Given the following definition of normal subgroup
A subgroup $H$ of a group $G$ is said to be normal if, for every $g\in G$: $$gH=Hg$$
I've tried to show that $H\mathrel{\unlhd} G$ if and only if we have $gHg^{-1}=H$ for every $g\in G$:
(if) Let $H\mathrel{\unlhd} G$, $g\in G$; if $l\in gHg^{-1}$, there exists $h\in H$ such that $l=ghg^{-1}$ and since $gh$ = $h'g$ for some $h'\in H$, then $l=ghg^{-1}=h'(gg^{-1}) = h'\in H$. Let $h\in H$; we can write $h$ as $hgg^{-1}$, and since $hg = gh'$ for some $h'\in H$, we obtain $h = hgg^{-1} = gh'g^{-1}\in ghg^{-1}$. So $gHg^{-1}=H$.

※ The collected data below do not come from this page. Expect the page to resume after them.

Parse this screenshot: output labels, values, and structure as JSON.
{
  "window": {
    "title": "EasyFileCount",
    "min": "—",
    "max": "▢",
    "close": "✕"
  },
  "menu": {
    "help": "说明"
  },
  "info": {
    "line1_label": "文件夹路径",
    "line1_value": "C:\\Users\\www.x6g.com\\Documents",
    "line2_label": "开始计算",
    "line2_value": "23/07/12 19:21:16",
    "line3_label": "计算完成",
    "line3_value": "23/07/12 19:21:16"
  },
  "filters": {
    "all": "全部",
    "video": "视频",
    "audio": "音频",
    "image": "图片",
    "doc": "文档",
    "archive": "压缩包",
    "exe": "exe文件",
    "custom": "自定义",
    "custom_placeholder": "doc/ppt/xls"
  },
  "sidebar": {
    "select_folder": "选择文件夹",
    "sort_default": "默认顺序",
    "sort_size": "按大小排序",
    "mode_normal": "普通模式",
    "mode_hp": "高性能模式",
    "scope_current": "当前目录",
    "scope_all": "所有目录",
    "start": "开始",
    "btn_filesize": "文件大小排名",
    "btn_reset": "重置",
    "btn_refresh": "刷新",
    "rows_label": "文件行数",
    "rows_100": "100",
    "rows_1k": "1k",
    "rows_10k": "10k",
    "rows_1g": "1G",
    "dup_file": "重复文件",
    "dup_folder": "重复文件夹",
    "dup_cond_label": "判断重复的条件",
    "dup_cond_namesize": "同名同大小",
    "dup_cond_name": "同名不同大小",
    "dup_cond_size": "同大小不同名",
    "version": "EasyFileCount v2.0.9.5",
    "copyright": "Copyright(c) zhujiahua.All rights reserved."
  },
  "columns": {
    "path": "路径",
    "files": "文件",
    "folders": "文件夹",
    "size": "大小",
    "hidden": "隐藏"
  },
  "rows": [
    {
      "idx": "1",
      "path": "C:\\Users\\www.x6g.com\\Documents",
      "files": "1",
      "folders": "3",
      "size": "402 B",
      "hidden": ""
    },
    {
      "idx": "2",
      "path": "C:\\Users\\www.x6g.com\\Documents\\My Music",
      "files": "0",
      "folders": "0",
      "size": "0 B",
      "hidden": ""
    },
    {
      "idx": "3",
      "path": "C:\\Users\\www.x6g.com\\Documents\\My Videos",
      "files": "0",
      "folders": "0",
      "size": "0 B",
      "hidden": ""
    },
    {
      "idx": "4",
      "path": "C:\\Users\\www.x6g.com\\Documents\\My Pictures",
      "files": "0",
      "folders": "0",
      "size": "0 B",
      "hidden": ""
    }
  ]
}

(only if) Let $gHg^{-1}=H$, $g\in G$; if we take an $l\in Hg$, $l = hg$ for some $h\in H$, we note immediately that $l=hg=(gh'g^{-1})g=gh'\in gH$. What should I do to show that $gH\subset Hg$?
I'm also wondering if this mess is correct, and if it is possible a more elegant proof of this fact.
Best Answer
I think a more elegant proof is possible.
Clearly $gHg^{-1}=H\iff gHg^{-1}g=Hg\iff gHe=Hg\iff gH=Hg, \forall g\in G$, simply by multiplying by $g$ on the right (and simplifying $g^{-1}g=e$ and $He=H$).